Naypyidaw, Myanmar: Military-ruled Myanmar said Wednesday a UN resolution against the junta would “destroy the peace” and accused the Security Council of trying to interfere in its domestic affairs.

“The situation in Myanmar is something that does not need to be handled by the Security Council,” the national police chief, Brigadier General Khin Yee told reporters.

“On the contrary,” he said, the Security Council was being used “to interfere in the internal affairs of Myanmar and destroy the peace”.

“Only then will it become a threat to peace and security in the region, as well as to the international community as a whole,” he added.

The US ambassador to the United Nations, John Bolton, said Monday he would soon introduce a draft Security Council resolution lambasting Myanmar’s military junta as a threat to regional peace and security, but without threatening UN sanctions.

The US envoy said Yangon’s policies, including human rights violations and political repression, “continue to contribute to instability in the region and therefore in our view constitute a threat to international peace and security”.

Bolton has lobbied hard to put the Myanmar issue on the agenda of the 15-member council, despite strong opposition from China, an ally of the regime.

The US has singled out the flow of migrants out of Myanmar, along with the regime’s failure to crack down on trafficking in people and illicit drugs.

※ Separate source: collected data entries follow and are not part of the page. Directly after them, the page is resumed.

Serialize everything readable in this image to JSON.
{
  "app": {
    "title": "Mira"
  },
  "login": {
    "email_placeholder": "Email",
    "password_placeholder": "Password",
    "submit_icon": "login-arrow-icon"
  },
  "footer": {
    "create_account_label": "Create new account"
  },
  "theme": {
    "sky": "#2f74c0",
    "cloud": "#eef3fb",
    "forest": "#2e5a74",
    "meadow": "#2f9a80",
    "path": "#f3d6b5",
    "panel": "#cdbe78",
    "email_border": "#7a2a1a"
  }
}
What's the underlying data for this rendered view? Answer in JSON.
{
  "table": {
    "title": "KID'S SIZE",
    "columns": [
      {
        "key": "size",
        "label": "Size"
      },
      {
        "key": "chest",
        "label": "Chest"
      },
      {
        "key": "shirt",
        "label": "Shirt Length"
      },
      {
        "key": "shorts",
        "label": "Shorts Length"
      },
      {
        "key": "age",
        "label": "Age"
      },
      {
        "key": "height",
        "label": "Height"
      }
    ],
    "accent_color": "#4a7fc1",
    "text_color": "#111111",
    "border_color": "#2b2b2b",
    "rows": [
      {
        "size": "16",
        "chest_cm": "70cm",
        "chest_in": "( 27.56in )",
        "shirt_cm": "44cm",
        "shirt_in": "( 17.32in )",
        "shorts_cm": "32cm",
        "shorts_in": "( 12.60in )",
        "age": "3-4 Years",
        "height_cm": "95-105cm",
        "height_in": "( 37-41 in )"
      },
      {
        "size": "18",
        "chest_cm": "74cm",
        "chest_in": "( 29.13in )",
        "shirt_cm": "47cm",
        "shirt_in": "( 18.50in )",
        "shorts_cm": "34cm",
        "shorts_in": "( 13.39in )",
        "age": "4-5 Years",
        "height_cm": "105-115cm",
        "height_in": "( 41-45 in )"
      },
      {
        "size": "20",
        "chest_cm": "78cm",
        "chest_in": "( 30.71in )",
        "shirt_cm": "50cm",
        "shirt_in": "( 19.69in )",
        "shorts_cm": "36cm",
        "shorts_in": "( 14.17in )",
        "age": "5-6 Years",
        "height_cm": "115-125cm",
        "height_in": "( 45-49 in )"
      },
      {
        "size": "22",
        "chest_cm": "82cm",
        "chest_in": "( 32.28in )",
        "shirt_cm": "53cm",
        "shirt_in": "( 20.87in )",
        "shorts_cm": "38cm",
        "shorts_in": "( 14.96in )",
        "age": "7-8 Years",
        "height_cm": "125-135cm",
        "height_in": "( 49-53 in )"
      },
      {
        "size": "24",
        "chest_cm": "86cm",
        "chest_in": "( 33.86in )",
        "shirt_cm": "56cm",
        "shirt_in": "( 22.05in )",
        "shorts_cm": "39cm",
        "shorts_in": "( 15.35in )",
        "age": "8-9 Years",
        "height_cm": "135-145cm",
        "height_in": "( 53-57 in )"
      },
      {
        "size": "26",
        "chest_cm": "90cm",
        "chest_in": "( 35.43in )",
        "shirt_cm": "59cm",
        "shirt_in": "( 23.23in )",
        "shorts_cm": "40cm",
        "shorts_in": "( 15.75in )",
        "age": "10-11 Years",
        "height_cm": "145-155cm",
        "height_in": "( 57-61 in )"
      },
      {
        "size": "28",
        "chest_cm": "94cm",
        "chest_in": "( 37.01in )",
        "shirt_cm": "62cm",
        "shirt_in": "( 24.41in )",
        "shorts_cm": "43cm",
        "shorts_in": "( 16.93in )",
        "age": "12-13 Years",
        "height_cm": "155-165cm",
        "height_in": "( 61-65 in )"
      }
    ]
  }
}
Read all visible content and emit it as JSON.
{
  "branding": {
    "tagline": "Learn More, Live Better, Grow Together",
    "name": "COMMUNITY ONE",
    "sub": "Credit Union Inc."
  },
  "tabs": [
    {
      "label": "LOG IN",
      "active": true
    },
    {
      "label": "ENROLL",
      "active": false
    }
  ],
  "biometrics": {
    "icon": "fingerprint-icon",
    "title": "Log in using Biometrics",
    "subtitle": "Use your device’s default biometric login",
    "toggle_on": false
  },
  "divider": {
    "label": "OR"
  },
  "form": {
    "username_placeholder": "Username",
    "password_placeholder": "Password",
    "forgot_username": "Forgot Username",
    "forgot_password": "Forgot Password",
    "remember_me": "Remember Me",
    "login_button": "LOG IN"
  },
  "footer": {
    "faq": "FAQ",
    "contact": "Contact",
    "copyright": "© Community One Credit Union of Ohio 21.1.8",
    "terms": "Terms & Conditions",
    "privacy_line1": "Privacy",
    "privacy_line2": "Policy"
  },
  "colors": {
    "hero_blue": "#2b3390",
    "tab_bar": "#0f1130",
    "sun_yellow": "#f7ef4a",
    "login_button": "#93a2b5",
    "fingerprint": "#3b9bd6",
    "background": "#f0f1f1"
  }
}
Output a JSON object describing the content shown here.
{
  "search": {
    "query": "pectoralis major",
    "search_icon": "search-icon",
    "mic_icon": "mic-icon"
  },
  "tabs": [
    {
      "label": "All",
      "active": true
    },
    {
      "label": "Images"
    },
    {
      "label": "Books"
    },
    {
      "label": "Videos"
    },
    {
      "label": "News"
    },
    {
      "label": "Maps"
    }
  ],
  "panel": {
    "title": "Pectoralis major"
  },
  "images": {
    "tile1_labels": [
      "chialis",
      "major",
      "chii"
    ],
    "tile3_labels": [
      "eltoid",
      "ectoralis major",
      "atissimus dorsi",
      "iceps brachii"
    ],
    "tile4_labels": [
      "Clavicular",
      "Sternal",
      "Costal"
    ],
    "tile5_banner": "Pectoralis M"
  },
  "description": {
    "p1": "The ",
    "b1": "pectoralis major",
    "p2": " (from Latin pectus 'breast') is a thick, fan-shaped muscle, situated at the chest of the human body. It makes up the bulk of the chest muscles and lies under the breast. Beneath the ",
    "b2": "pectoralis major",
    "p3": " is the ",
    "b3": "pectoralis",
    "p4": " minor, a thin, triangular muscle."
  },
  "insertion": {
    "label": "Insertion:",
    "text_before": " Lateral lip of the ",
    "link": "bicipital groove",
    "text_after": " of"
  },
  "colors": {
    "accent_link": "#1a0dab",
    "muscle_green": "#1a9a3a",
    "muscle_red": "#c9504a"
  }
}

Khin Yee accused the United Nations of “turning a blind eye to the country’s achievements in eliminating drugs, and to fully realize the actual evolution of Myanmar’s undertaking to eliminate narcotic drugs”.

“We firmly believe that the problem of drug abuse is a great threat to our entire population of Myanmar,” he told a press conference in the new administrative capital, Naypyidaw, in the jungles of central Myanmar.

With UN help, Myanmar has made strides in eradicating opium production in recent years, but at the same time, trafficking in methamphetamines has soared.

Washington has already imposed investment and trade bans on Myanmar in protest at the regime’s dismal human rights record and refusal to adopt democratic reforms.

US President George W. Bush told key Southeast Asian leaders earlier this month, on the sidelines of an Asia-Pacific summit in Vietnam, that the situation in Myanmar was “totally unacceptable”.